RUE

Par: (pas credité)


On baptise, on débaptise, on rebaptise, de Buenos-Aires à Paris (avec même le projet d'une place Claude François pour rythmer le boulevard Exelmans). Les "rues" changent donc de nom… Bonne raison pour s'occuper d'elles.

La "rue" vient, en passant par le provençal, du latin ruga, la ride, qui évoque bien sûr comme un petit chemin.

Assez tôt en français, le mot va désigner une voie bordée de maisons. Il s'installe donc dans un contexte toponymique urbain, et s'oppose à la route. Et dès le Moyen âge, cette "rue", on la nomme, pour la reconnaître, la distinguer, l'identifier. Ce peut être très banal : "grande rue", ou "grand-rue" -et ces dénominations perdurent souvent en nous rappelant que grand fut unisexe. (Cf grand-mère).

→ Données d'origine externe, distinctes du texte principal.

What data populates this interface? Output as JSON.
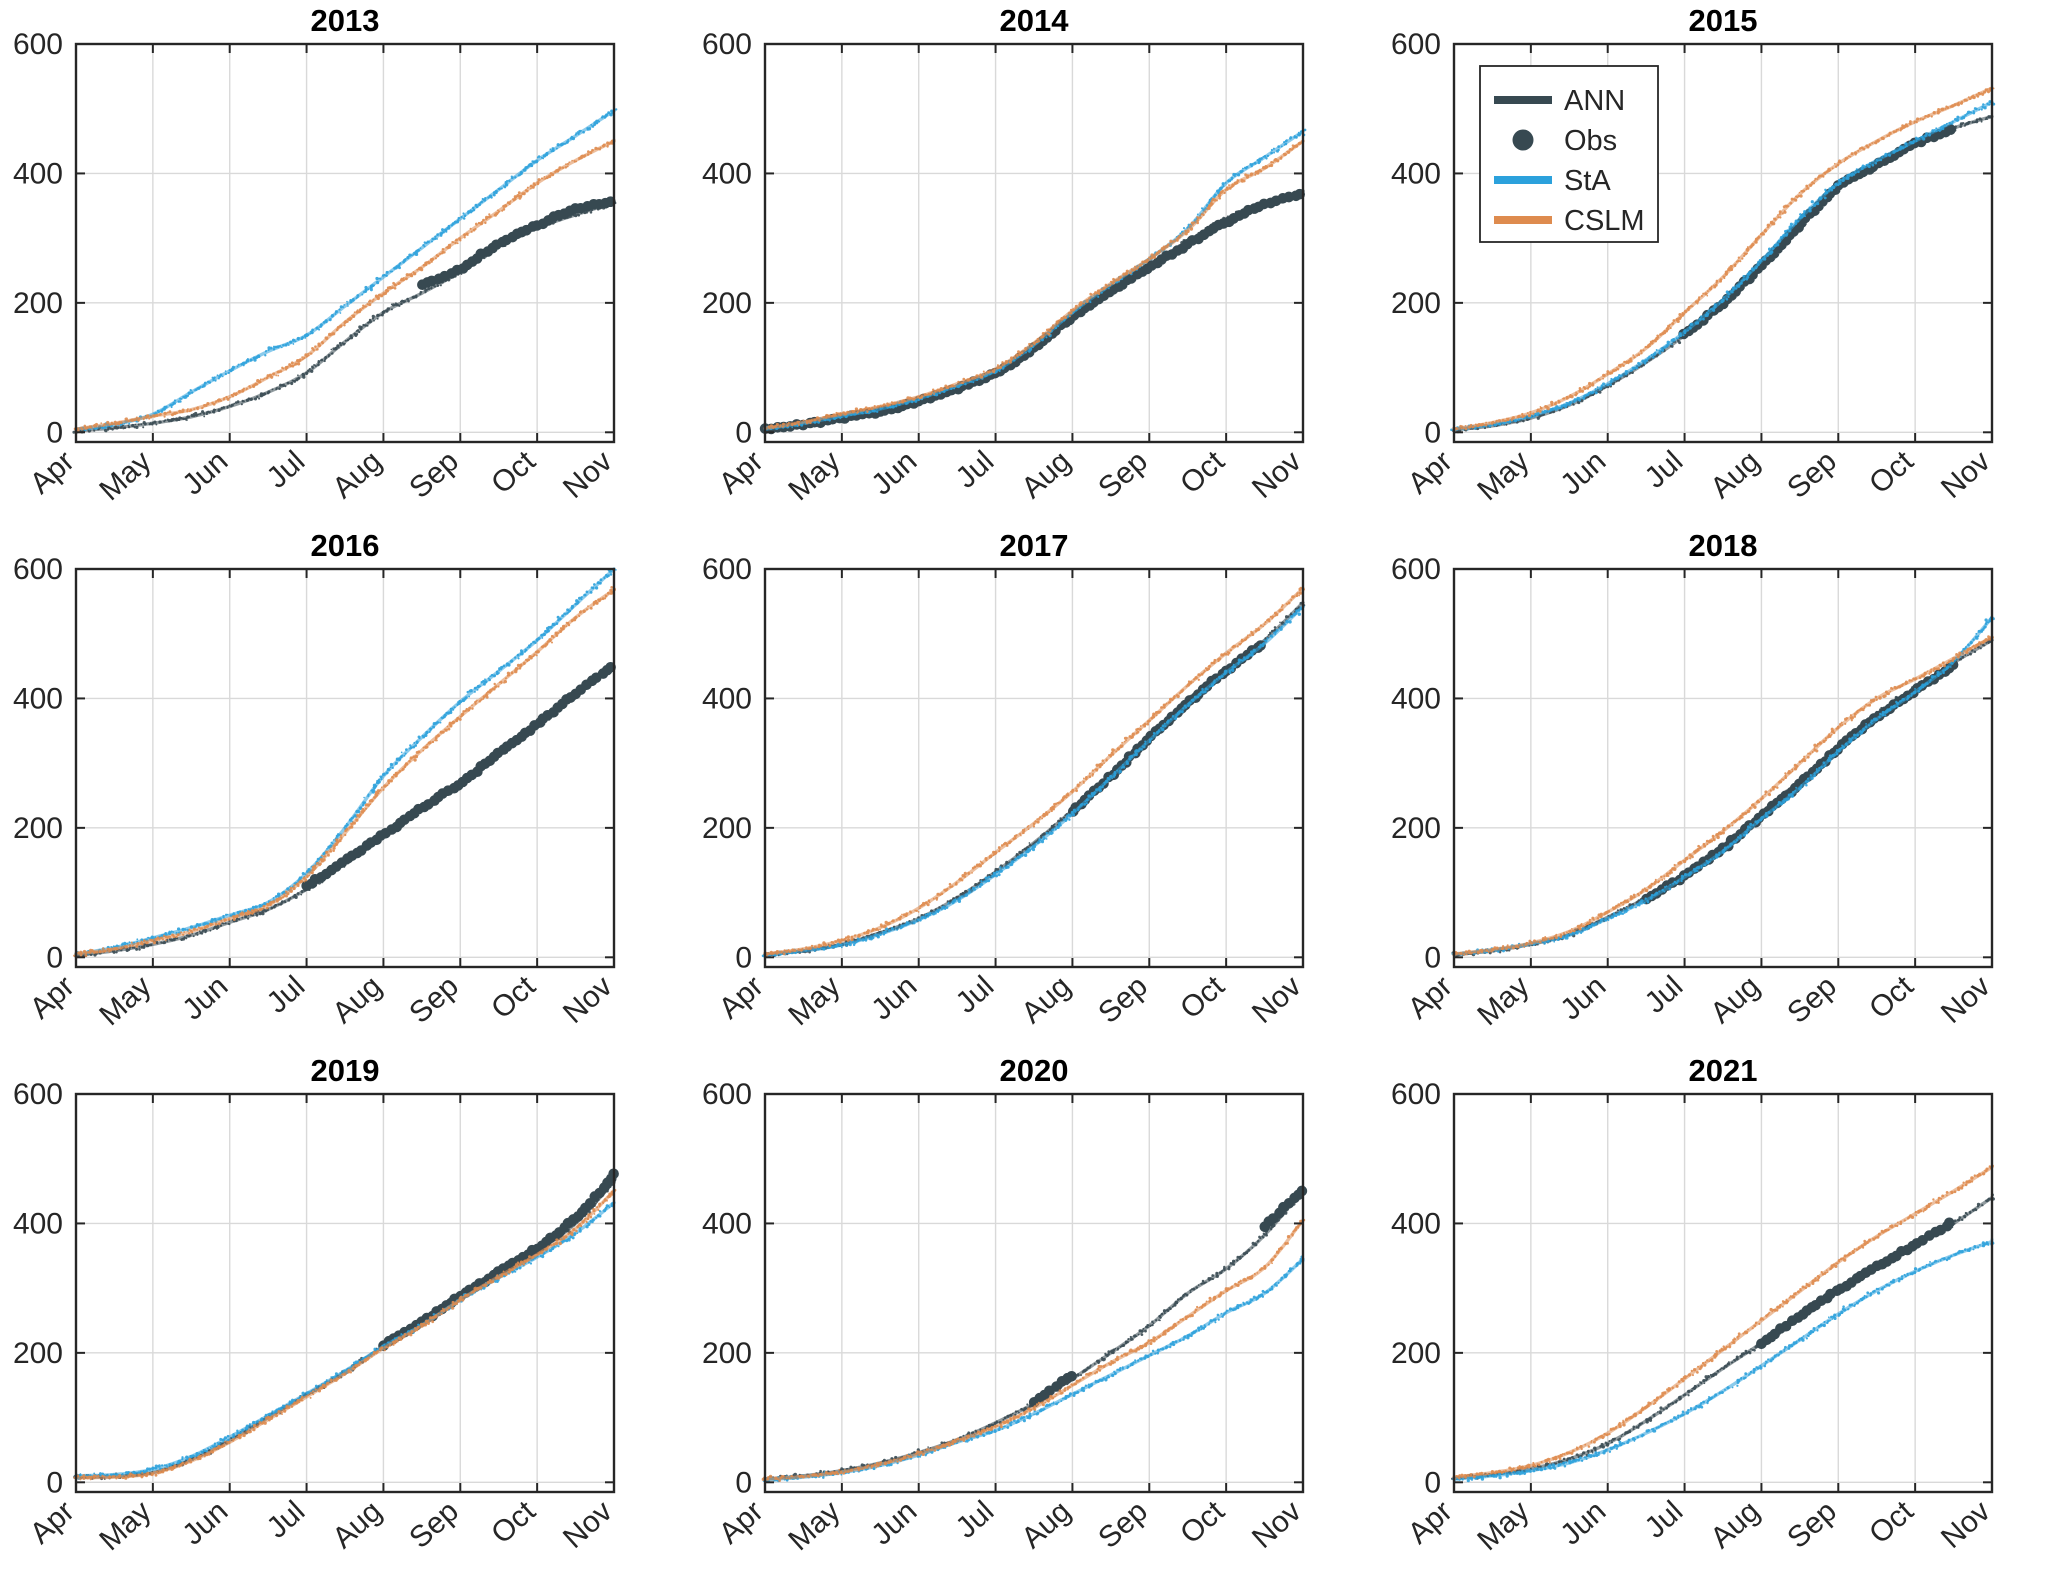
{
  "figure": {
    "background": "#ffffff",
    "rows": 3,
    "cols": 3
  },
  "colors": {
    "ANN": "#374951",
    "Obs": "#374951",
    "StA": "#2ba1dc",
    "CSLM": "#de8b4e",
    "grid": "#d9d9d9",
    "axis": "#262626",
    "tick_label": "#262626",
    "legend_border": "#262626",
    "legend_bg": "#ffffff"
  },
  "legend": {
    "location": "upper-left of 2015 subplot",
    "entries": [
      {
        "label": "ANN",
        "swatch": "line",
        "color_key": "ANN"
      },
      {
        "label": "Obs",
        "swatch": "dot",
        "color_key": "Obs"
      },
      {
        "label": "StA",
        "swatch": "line",
        "color_key": "StA"
      },
      {
        "label": "CSLM",
        "swatch": "line",
        "color_key": "CSLM"
      }
    ]
  },
  "chart_data": {
    "type": "line",
    "style": "speckled cumulative curves, MATLAB-like 3x3 subplot grid",
    "x_tick_labels": [
      "Apr",
      "May",
      "Jun",
      "Jul",
      "Aug",
      "Sep",
      "Oct",
      "Nov"
    ],
    "x_tick_rotation_deg": -42,
    "x_step_months": 0.5,
    "x_note": "each series has 15 samples: Apr1, Apr15, May1 ... Nov1",
    "ylim": [
      -15,
      600
    ],
    "y_ticks": [
      0,
      200,
      400,
      600
    ],
    "grid": true,
    "subplots": [
      {
        "title": "2013",
        "series": {
          "ANN": [
            2,
            7,
            14,
            24,
            40,
            62,
            92,
            140,
            185,
            215,
            248,
            288,
            316,
            336,
            355
          ],
          "StA": [
            5,
            12,
            28,
            62,
            95,
            125,
            150,
            195,
            240,
            285,
            330,
            375,
            420,
            458,
            497
          ],
          "CSLM": [
            5,
            14,
            25,
            35,
            55,
            85,
            118,
            170,
            215,
            255,
            300,
            342,
            385,
            420,
            450
          ],
          "Obs": [
            null,
            null,
            null,
            null,
            null,
            null,
            null,
            null,
            null,
            228,
            252,
            292,
            320,
            345,
            357
          ]
        }
      },
      {
        "title": "2014",
        "series": {
          "ANN": [
            4,
            12,
            22,
            32,
            48,
            68,
            92,
            130,
            180,
            220,
            258,
            295,
            330,
            350,
            373
          ],
          "StA": [
            5,
            14,
            25,
            36,
            52,
            72,
            95,
            135,
            185,
            228,
            268,
            315,
            385,
            425,
            465
          ],
          "CSLM": [
            6,
            16,
            28,
            40,
            55,
            75,
            98,
            138,
            188,
            230,
            268,
            312,
            375,
            408,
            450
          ],
          "Obs": [
            5,
            12,
            22,
            32,
            48,
            68,
            92,
            130,
            178,
            218,
            255,
            290,
            325,
            352,
            370
          ]
        }
      },
      {
        "title": "2015",
        "has_legend": true,
        "series": {
          "ANN": [
            4,
            10,
            22,
            42,
            72,
            108,
            150,
            200,
            262,
            325,
            382,
            415,
            445,
            470,
            488
          ],
          "StA": [
            5,
            12,
            25,
            45,
            75,
            112,
            155,
            205,
            265,
            330,
            385,
            420,
            450,
            480,
            510
          ],
          "CSLM": [
            5,
            15,
            30,
            55,
            90,
            130,
            185,
            240,
            305,
            368,
            415,
            450,
            480,
            505,
            532
          ],
          "Obs": [
            null,
            null,
            null,
            null,
            null,
            null,
            152,
            200,
            258,
            320,
            380,
            413,
            446,
            468,
            null
          ]
        }
      },
      {
        "title": "2016",
        "series": {
          "ANN": [
            3,
            10,
            20,
            34,
            54,
            74,
            105,
            145,
            188,
            228,
            268,
            312,
            357,
            405,
            450
          ],
          "StA": [
            5,
            15,
            30,
            46,
            65,
            85,
            130,
            200,
            280,
            340,
            395,
            442,
            490,
            545,
            600
          ],
          "CSLM": [
            5,
            13,
            26,
            40,
            60,
            80,
            125,
            192,
            262,
            320,
            372,
            422,
            472,
            525,
            568
          ],
          "Obs": [
            null,
            null,
            null,
            null,
            null,
            null,
            110,
            148,
            190,
            230,
            270,
            315,
            360,
            408,
            452
          ]
        }
      },
      {
        "title": "2017",
        "series": {
          "ANN": [
            4,
            10,
            20,
            38,
            60,
            92,
            132,
            177,
            227,
            282,
            340,
            395,
            445,
            490,
            548
          ],
          "StA": [
            4,
            10,
            19,
            36,
            58,
            88,
            128,
            172,
            222,
            278,
            335,
            390,
            440,
            485,
            542
          ],
          "CSLM": [
            5,
            13,
            26,
            46,
            76,
            116,
            162,
            207,
            256,
            312,
            366,
            420,
            470,
            515,
            570
          ],
          "Obs": [
            null,
            null,
            null,
            null,
            null,
            null,
            null,
            null,
            225,
            280,
            338,
            392,
            442,
            486,
            null
          ]
        }
      },
      {
        "title": "2018",
        "series": {
          "ANN": [
            4,
            10,
            20,
            35,
            62,
            92,
            128,
            170,
            220,
            270,
            325,
            375,
            415,
            455,
            490
          ],
          "StA": [
            5,
            11,
            21,
            34,
            60,
            88,
            124,
            164,
            214,
            262,
            318,
            368,
            410,
            457,
            525
          ],
          "CSLM": [
            5,
            12,
            22,
            40,
            70,
            105,
            150,
            195,
            245,
            300,
            355,
            400,
            430,
            462,
            495
          ],
          "Obs": [
            null,
            null,
            null,
            null,
            null,
            90,
            126,
            168,
            218,
            268,
            322,
            372,
            412,
            452,
            null
          ]
        }
      },
      {
        "title": "2019",
        "series": {
          "ANN": [
            8,
            9,
            15,
            35,
            65,
            100,
            135,
            170,
            210,
            245,
            285,
            322,
            358,
            400,
            465
          ],
          "StA": [
            10,
            12,
            20,
            40,
            70,
            103,
            137,
            172,
            210,
            243,
            282,
            316,
            348,
            385,
            432
          ],
          "CSLM": [
            7,
            8,
            14,
            33,
            62,
            97,
            132,
            168,
            207,
            242,
            282,
            318,
            352,
            392,
            450
          ],
          "Obs": [
            null,
            null,
            null,
            null,
            null,
            null,
            null,
            null,
            212,
            248,
            288,
            325,
            362,
            408,
            475
          ]
        }
      },
      {
        "title": "2020",
        "series": {
          "ANN": [
            5,
            10,
            18,
            30,
            46,
            66,
            92,
            122,
            160,
            200,
            242,
            292,
            330,
            382,
            452
          ],
          "StA": [
            4,
            8,
            15,
            26,
            42,
            62,
            80,
            106,
            136,
            166,
            196,
            226,
            262,
            292,
            345
          ],
          "CSLM": [
            5,
            9,
            16,
            28,
            44,
            64,
            86,
            115,
            150,
            185,
            216,
            256,
            296,
            332,
            405
          ],
          "Obs": [
            null,
            null,
            null,
            null,
            null,
            null,
            null,
            125,
            165,
            null,
            null,
            null,
            null,
            395,
            452
          ]
        }
      },
      {
        "title": "2021",
        "series": {
          "ANN": [
            6,
            12,
            21,
            36,
            60,
            95,
            135,
            176,
            215,
            255,
            295,
            331,
            365,
            400,
            440
          ],
          "StA": [
            5,
            10,
            18,
            30,
            50,
            76,
            106,
            141,
            180,
            220,
            260,
            296,
            326,
            351,
            372
          ],
          "CSLM": [
            8,
            15,
            26,
            46,
            76,
            116,
            160,
            205,
            250,
            295,
            340,
            380,
            415,
            450,
            487
          ],
          "Obs": [
            null,
            null,
            null,
            null,
            null,
            null,
            null,
            null,
            215,
            257,
            297,
            333,
            367,
            403,
            null
          ]
        }
      }
    ]
  }
}
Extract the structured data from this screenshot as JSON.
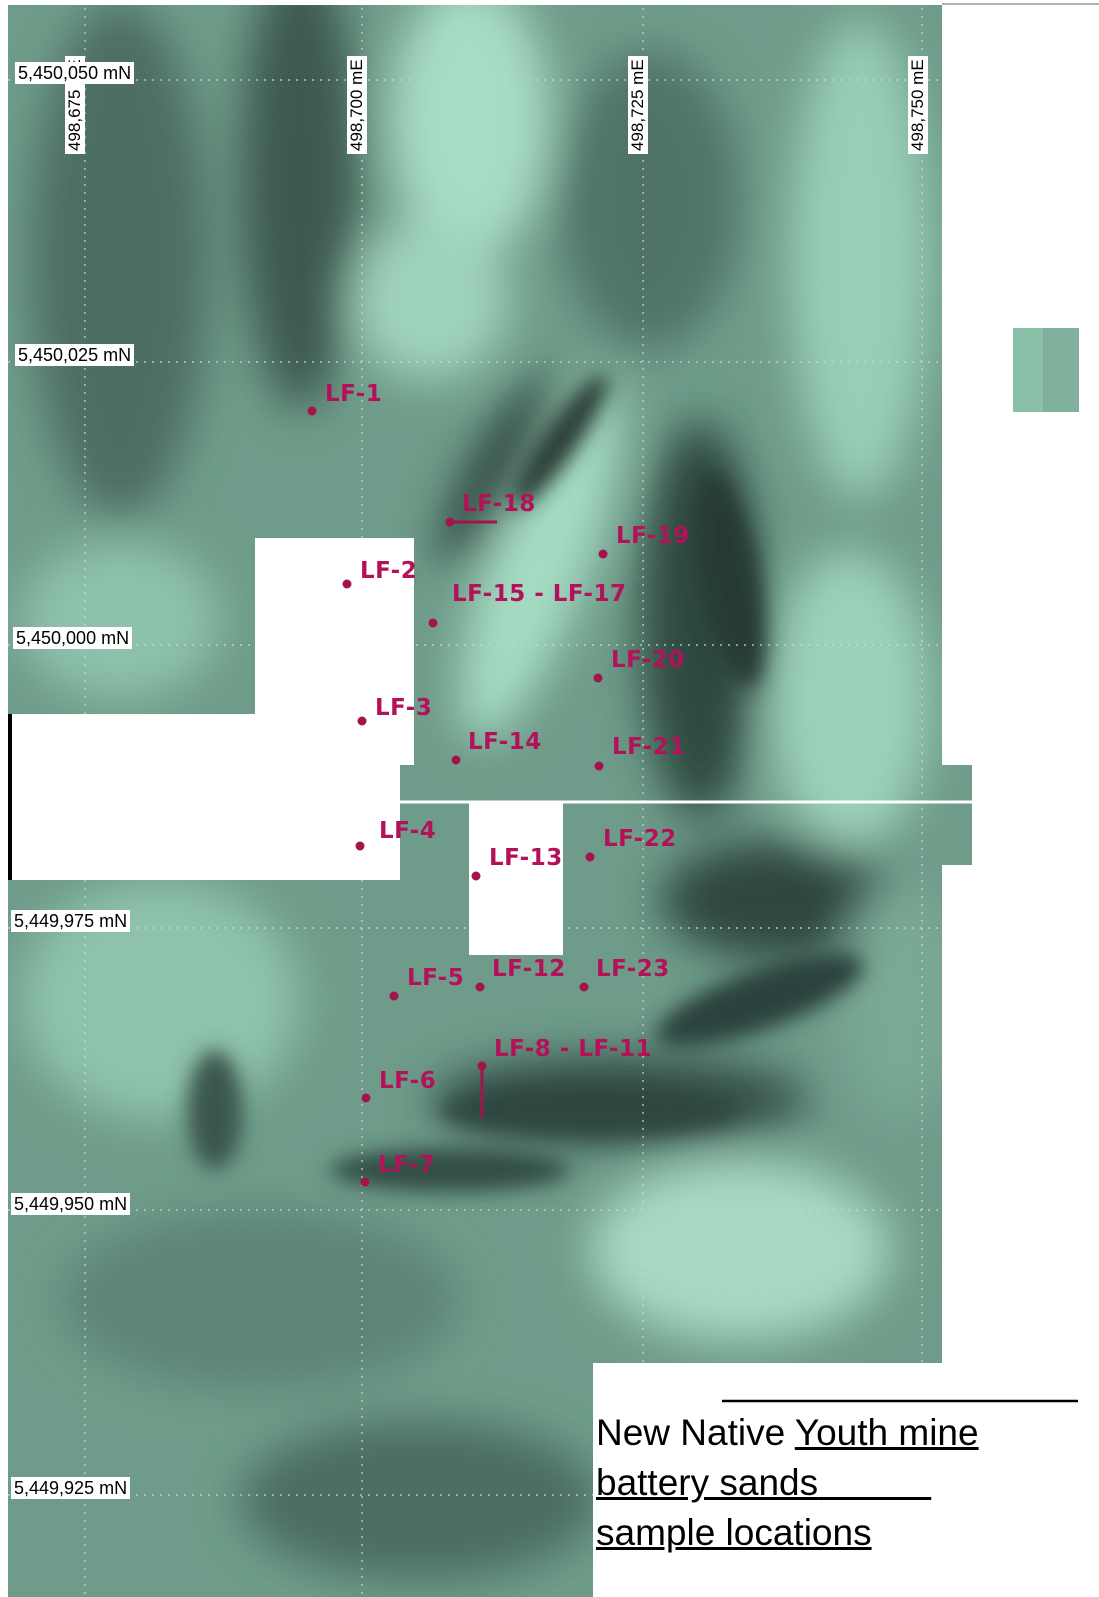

La "rue" est ainsi parfois affublée d'un adjectif qui précise une de ses caractéristiques physiques : "rue pavée", "rue obscure" (= couverte, par exemple à Villefranche-sur-Mer). On retrouve dans ces noms des traits d'ancien français, notamment l'utilisation de la préposition à ou au : "rue aux Ours"… et parfois c'est un élément particulier qui est souligné : "rue de l'Arbre Sec". Et le plus souvent, ça évoque l'activité humaine (corporation, boutiques…) : "rue des Ferblantiers", "rue des Vertus", etc.

Et ce n'est qu'à partir du XVIIème siècle qu'on a imaginé de nommer les "rues" dans un souci commémoratif : "rue Danton", "rue de Rivoli", "rue de l'Armée de l'Orient"… L'idée de la "rue" est riche et ancienne dans le monde des expressions françaises.

"Courir les rues" a changé de sens. C'était jadis être fou (cf battre la campagne : on rejoint l'idée d'errance). Aujourd'hui, cette même expression a une signification toute différente, elle signifie être commun, fréquent. Et elle est, la plupart du temps, utilisée à la négative : "ça ne court pas les rues" = ça ne se trouve pas sous le pied d'un cheval.

Autres expressions relativement anciennes : "vieux comme les rues" (sorti d'usage et charmant) = très vieux. Cf vieux comme le monde. Et ceux qui sont souvent dans la "rue" ont mauvaise réputation : peu contrôlables et difficiles à cadrer. Mais les locutions ne sont pas toujours absolument péjoratives : un "gamin des rues" a son franc-parler, est débrouillard, mais n'est pas nécessairement un voyou, bien que l'image soit semblable (voyou vient de voie).
Une "fille des rues" est une expression plus méprisante pour évoquer la putain : l'image maîtresse de la prostitution tourne autour du trottoir.
Quant à "être à la rue", c'est une expression bien plus neutre, qui signifie qu'on n'a pas, ou en général qu'on n'a plus de domicile ("je viens de vendre, je n'ai pas encore acheté… je suis à la rue").

On termine par "descendre dans la rue", expression politisée qui évoque une manifestation publique et des revendications fortement scandées.